# The Mighty Igor (1/9 Scale Mark 38 Iron Man 3 suit)



## Dr. Brad (Oct 5, 1999)

Thought I'd inflict one more Iron Man suit on you all! This is my take on Dragon’s 1/9 scale Mark 38 heavy lifting suit from Iron Man 3. It appears in the final battle where Stark orders Jarvis to use it to stabilize an oil rig. 

The kit was quite well-engineered, though there were a couple of nasty seams to fill and sand on the upper legs and arms. With these kits, I definitely recommend building and painting in sections. The decals were excellent, by the way.

The kit was painted in Vallejo acrylics. The base colour was French blue, but I lightened it with some sky blue and silver paint. I also airbrushed lighter versions of the colour to give some tonal variation. In the film, the armour appeared to be quite heavily weathered, so I used a lot of washes, dry-brushing, and Tamiya pastels to make the suit look pretty beat up. The white stripes were painted and made to appear weathered using the “salt method.” Maybe Stark used it work on the sub-basement in his house, though how he would actually fit in the suit is a bit sketchy. Maybe it was just meant for remote use. 
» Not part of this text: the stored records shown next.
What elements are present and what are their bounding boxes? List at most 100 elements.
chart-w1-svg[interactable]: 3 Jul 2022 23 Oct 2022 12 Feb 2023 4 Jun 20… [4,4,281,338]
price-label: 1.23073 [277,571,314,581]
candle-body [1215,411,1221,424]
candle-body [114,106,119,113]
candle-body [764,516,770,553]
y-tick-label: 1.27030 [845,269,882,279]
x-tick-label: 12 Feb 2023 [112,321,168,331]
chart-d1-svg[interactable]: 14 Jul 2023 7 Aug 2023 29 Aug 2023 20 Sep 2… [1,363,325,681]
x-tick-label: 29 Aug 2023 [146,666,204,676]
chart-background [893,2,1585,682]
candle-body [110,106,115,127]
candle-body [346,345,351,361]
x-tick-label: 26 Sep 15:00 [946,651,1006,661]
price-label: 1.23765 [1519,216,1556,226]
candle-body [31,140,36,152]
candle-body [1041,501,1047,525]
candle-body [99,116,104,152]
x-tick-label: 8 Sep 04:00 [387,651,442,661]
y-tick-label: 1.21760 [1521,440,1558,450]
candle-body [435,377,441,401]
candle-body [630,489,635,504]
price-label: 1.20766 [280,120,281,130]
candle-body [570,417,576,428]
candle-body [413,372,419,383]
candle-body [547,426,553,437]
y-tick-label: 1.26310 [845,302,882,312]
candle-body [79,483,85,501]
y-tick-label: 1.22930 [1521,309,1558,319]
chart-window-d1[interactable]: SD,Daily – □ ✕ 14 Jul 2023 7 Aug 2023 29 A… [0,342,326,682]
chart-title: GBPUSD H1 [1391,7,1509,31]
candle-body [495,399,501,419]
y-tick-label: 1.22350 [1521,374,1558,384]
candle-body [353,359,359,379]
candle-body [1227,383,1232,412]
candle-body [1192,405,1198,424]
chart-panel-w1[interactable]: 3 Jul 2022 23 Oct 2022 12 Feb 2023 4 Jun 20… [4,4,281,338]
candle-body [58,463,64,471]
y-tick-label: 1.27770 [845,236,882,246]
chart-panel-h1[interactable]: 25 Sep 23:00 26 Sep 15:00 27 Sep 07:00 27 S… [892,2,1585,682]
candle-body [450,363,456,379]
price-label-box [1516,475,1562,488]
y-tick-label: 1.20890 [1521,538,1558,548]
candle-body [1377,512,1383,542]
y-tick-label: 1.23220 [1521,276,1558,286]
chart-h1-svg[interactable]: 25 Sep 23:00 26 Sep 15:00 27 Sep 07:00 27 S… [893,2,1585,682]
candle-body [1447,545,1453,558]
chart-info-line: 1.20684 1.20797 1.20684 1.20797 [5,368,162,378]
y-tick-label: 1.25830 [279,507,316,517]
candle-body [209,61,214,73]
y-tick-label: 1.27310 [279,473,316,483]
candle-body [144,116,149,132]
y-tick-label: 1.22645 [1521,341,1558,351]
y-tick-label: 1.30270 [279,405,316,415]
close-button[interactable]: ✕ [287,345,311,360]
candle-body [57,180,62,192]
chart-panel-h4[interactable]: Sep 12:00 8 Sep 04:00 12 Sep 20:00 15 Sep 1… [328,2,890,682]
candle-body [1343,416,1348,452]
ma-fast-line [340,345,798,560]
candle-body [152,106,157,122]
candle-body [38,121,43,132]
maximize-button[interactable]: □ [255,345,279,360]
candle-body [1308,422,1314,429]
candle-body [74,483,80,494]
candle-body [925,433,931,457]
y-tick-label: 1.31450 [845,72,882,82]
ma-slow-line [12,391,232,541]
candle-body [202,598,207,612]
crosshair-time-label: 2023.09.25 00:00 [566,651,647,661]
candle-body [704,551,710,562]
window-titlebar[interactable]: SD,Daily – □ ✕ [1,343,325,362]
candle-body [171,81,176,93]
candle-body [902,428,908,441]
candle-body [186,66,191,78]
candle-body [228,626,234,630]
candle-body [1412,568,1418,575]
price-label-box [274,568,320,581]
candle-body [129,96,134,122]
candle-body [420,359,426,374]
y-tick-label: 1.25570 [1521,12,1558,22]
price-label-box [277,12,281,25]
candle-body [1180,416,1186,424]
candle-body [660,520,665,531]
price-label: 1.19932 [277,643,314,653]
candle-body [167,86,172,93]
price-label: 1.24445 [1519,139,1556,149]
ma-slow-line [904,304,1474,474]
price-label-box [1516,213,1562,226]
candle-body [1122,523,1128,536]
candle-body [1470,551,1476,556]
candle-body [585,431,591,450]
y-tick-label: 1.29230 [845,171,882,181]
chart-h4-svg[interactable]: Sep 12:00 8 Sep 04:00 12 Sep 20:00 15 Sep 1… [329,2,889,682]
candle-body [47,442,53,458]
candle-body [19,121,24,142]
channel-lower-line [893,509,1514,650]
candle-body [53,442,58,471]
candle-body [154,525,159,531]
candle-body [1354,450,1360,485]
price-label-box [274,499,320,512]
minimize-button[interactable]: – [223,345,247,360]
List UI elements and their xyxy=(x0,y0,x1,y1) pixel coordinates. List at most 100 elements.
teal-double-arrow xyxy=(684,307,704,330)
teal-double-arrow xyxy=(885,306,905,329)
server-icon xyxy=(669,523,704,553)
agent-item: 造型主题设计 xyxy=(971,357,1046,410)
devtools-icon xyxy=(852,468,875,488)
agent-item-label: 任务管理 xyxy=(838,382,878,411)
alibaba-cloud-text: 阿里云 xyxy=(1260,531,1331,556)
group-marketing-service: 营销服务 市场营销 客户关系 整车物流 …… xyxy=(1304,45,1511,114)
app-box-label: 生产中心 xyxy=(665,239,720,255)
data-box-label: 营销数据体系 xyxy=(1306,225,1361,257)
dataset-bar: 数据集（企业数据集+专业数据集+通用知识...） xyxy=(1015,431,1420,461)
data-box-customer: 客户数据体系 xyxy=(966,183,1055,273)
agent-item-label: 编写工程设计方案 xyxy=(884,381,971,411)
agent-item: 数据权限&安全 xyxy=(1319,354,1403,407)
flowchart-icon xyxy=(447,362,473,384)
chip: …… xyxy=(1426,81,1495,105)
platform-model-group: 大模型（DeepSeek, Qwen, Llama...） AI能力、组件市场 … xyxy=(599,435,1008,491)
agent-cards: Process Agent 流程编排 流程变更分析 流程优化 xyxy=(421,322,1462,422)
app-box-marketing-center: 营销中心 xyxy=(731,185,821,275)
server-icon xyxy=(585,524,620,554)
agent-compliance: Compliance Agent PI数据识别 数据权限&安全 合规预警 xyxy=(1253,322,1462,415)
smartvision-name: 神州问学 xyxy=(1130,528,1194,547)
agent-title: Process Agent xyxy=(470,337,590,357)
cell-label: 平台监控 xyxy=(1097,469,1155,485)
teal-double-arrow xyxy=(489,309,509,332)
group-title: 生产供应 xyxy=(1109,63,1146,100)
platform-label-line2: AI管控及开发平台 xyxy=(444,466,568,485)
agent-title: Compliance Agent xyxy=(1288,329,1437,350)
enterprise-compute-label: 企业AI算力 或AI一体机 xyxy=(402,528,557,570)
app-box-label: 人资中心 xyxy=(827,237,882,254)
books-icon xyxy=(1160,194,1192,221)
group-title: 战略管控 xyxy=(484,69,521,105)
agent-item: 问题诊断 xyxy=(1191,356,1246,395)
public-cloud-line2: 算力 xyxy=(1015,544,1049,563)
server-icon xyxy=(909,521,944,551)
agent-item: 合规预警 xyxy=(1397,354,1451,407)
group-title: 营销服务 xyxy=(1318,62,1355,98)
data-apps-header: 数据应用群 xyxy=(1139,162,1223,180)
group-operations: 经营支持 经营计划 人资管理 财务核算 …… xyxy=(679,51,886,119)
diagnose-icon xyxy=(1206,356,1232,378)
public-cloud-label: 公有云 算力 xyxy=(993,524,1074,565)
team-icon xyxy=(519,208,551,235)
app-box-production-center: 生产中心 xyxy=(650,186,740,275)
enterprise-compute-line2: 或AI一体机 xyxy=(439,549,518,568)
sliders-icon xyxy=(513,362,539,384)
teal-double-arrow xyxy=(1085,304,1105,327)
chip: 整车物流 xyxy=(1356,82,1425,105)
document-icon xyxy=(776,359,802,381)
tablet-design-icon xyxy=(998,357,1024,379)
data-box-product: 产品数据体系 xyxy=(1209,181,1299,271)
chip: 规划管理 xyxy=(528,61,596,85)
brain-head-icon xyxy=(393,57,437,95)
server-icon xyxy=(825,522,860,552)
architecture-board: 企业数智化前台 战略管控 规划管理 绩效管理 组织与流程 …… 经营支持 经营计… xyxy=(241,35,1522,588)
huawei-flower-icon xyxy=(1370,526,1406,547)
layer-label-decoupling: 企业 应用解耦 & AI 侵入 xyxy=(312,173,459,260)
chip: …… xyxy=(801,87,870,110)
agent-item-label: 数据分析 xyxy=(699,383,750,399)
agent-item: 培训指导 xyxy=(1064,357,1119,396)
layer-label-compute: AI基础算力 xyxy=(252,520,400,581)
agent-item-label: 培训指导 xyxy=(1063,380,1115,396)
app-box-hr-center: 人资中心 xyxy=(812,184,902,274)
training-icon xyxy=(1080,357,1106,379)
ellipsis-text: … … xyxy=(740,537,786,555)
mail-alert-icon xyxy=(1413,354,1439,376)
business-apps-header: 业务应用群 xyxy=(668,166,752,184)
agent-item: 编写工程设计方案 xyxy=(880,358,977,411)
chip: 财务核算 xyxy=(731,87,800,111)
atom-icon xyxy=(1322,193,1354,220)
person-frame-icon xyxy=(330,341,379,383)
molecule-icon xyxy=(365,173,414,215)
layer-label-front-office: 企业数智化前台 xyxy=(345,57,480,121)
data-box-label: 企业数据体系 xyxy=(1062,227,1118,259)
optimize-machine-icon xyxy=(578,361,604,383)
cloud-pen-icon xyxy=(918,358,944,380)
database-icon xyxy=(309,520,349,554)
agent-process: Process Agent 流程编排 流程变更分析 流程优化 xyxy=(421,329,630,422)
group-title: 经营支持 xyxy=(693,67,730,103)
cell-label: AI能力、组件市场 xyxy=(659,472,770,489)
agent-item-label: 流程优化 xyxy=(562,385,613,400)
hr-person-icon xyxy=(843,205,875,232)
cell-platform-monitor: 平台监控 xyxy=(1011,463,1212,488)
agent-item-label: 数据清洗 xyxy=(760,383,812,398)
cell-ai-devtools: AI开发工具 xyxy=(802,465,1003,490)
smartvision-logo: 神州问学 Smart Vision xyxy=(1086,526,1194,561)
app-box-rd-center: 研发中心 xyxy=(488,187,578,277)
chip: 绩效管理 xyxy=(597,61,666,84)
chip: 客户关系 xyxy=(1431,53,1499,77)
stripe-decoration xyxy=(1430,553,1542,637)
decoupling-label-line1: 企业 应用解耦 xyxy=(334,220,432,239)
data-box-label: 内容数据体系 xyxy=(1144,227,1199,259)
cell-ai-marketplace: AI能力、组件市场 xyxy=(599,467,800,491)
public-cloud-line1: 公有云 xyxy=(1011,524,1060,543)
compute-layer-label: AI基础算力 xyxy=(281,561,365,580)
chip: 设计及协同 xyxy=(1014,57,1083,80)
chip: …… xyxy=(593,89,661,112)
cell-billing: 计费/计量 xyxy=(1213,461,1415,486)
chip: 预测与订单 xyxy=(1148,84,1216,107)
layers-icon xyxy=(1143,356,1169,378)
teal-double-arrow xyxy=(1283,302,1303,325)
Dragon did not supply a base, so I used the one from my 1/9 Hulk Dragon kit. The LEDs and switch, as well as a battery harness, were purchased from modeltrainsoftware.com. The lighting is powered by a 3 volt CR2032 battery. 

All in all, it was a fun build, and a great addition to the my growing collection of Dragon Iron Man models. 

Comments are welcome! 














Comparison with 1/9 scale War Machine from Dragon


Almost all the parts ready to be put together for final touch-up and weathering...


----------



## Gillmen (Oct 16, 2004)

Great stuff...beautifully done! I like the side by side comparison, would make a great contender for the hulk!!


----------



## xsavoie (Jun 29, 1999)

Great combination. Pretty freaky armored suit.:thumbsup::thumbsup::thumbsup:


----------



## Dr. Brad (Oct 5, 1999)

Thanks guys!


----------



## Xenodyssey (Aug 27, 2008)

Very cool. The weathering really suits it since it's a suit designed more for industrial use. Always enjoy seeing your Iron Man builds.


----------



## Dr. Brad (Oct 5, 1999)

Thanks Xeno. Next up is the Silver Centurion from the same movie....


----------



## DCH10664 (Jul 16, 2012)

Fantastic Build !! The paint and weathering are really over the top excellent ! :thumbsup: :thumbsup: :thumbsup:


----------



## Dr. Brad (Oct 5, 1999)

Thanks DCH - it was fun to go to town on the weathering (by my standards)....


----------